Ask to see usage data, not a demo. Daily active usage patterns, feature adoption curves, and support ticket volume tell you more about real product-market fit than any sales presentation.
8. No clear answer on what happens when the model changes
Every company building on foundation models faces model change risk: the underlying model is deprecated, the API pricing changes, the quality degrades in a new version, or the vendor introduces a competing product. Companies that have thought about this have a clear answer. Companies that have not are exposed to a risk they may not fully understand.
Ask directly: what is your plan if your primary model vendor doubles API prices next quarter? The quality of the answer tells you a great deal about infrastructure maturity.
9. Revenue growth driven by logo count, not usage expansion
Growth in AI companies is often measured in customer logos rather than usage depth. A company with 200 customers that each use one feature at low volume is a very different business from a company with 50 customers whose usage is expanding consistently quarter over quarter.
Net revenue retention is the metric that distinguishes the two. NRR above 110% is a meaningful signal. NRR below 100% — meaning existing customers are collectively spending less over time — is a serious red flag regardless of new logo growth.

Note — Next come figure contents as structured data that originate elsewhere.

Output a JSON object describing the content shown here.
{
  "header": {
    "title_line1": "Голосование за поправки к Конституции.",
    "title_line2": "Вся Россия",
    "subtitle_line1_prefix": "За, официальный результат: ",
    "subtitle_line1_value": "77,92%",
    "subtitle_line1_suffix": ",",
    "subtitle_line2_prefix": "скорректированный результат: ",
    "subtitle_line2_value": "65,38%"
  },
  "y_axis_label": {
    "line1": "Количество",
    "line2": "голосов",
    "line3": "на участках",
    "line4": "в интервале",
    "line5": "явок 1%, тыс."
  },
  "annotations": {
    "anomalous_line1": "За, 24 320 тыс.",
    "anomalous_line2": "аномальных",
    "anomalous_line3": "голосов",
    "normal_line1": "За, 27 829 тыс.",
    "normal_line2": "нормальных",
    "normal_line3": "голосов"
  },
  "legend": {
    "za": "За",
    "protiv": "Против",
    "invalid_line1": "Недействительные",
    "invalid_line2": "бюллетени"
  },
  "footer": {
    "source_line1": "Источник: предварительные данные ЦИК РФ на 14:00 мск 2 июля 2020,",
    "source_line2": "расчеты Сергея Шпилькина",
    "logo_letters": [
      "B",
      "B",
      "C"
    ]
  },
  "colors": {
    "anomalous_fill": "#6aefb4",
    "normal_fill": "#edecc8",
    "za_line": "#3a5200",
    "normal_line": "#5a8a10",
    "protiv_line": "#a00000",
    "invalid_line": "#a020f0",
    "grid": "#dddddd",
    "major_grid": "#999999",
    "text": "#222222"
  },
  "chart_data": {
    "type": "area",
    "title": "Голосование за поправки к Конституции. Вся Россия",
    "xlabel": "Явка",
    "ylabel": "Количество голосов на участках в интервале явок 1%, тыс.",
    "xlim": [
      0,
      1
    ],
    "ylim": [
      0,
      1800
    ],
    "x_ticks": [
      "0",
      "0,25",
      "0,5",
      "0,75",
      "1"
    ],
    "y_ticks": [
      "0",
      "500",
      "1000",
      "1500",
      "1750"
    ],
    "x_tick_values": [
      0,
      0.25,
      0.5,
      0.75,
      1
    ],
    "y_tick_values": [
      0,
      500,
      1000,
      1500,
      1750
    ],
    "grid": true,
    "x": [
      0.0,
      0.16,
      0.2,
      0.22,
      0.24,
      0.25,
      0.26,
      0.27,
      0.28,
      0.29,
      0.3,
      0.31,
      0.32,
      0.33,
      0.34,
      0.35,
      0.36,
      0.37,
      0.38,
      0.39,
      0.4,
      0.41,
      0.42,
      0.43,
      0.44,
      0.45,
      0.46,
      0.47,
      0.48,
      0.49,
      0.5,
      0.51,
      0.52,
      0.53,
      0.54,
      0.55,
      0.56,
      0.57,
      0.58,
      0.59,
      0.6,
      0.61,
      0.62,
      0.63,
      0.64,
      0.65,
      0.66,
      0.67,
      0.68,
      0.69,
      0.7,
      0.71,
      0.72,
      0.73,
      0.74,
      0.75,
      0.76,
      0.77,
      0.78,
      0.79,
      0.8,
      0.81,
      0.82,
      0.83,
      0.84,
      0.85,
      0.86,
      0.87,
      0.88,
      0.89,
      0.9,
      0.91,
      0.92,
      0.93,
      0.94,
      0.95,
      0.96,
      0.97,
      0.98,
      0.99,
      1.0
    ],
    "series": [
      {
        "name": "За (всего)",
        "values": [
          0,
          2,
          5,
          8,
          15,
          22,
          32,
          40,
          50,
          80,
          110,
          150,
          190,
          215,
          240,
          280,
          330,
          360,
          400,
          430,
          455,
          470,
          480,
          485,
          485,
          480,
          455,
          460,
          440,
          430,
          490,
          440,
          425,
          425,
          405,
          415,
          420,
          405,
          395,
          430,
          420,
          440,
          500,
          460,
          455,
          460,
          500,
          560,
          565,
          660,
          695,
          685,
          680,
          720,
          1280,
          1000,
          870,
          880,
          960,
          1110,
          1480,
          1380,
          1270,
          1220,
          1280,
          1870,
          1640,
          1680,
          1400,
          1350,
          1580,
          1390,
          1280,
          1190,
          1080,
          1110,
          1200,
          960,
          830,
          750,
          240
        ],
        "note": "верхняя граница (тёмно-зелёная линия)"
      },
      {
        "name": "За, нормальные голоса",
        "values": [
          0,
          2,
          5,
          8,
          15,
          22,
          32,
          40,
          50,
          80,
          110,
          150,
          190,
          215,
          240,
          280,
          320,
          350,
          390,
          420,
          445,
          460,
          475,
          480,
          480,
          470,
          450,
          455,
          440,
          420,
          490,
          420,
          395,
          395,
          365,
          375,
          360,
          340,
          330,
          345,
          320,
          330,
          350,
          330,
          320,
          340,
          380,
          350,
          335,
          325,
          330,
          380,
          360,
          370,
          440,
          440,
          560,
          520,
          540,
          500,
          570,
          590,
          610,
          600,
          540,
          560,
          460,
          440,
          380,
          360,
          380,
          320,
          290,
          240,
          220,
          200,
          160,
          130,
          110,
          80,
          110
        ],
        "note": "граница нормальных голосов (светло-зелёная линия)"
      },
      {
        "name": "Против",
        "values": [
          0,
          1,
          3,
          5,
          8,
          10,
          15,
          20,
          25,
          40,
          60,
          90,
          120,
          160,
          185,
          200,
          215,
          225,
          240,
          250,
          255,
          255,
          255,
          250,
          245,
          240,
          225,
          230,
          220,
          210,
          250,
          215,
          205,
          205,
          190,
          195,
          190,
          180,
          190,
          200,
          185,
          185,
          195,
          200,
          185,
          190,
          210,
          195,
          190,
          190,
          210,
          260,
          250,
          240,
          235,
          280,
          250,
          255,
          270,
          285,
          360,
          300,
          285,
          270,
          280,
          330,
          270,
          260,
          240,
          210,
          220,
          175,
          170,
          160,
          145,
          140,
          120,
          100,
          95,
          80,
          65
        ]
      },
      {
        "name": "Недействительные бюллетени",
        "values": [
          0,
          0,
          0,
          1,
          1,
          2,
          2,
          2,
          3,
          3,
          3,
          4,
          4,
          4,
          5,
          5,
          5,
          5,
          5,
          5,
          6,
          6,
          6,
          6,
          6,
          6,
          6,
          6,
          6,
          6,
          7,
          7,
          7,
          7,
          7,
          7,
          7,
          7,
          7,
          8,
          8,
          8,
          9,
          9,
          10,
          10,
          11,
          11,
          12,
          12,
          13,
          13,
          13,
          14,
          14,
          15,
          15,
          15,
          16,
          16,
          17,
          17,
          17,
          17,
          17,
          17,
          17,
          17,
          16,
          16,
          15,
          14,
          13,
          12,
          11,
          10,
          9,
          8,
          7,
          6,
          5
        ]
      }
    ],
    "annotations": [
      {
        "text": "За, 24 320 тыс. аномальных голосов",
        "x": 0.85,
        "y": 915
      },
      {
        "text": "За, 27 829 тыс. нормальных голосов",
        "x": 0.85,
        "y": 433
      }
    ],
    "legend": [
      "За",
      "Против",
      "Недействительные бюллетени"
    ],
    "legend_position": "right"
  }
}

10. The team is strong on product but has not shipped AI at scale
Product talent and AI infrastructure talent are different capabilities. A founding team exceptional at product design and go-to-market, but which has not shipped AI systems at production scale with real usage load, will encounter problems that their track record has not prepared them for.
The question is not whether the team is capable of learning. It is whether the current infrastructure reflects the level of AI operations maturity the investment thesis requires.
The common thread
The red flags above share a common characteristic: they are discoverable before the term sheet is signed. None of them require access to information that a properly structured AI due diligence engagement cannot surface. The question is whether the right questions are being asked — and whether someone with the pattern recognition to interpret the answers is in the room.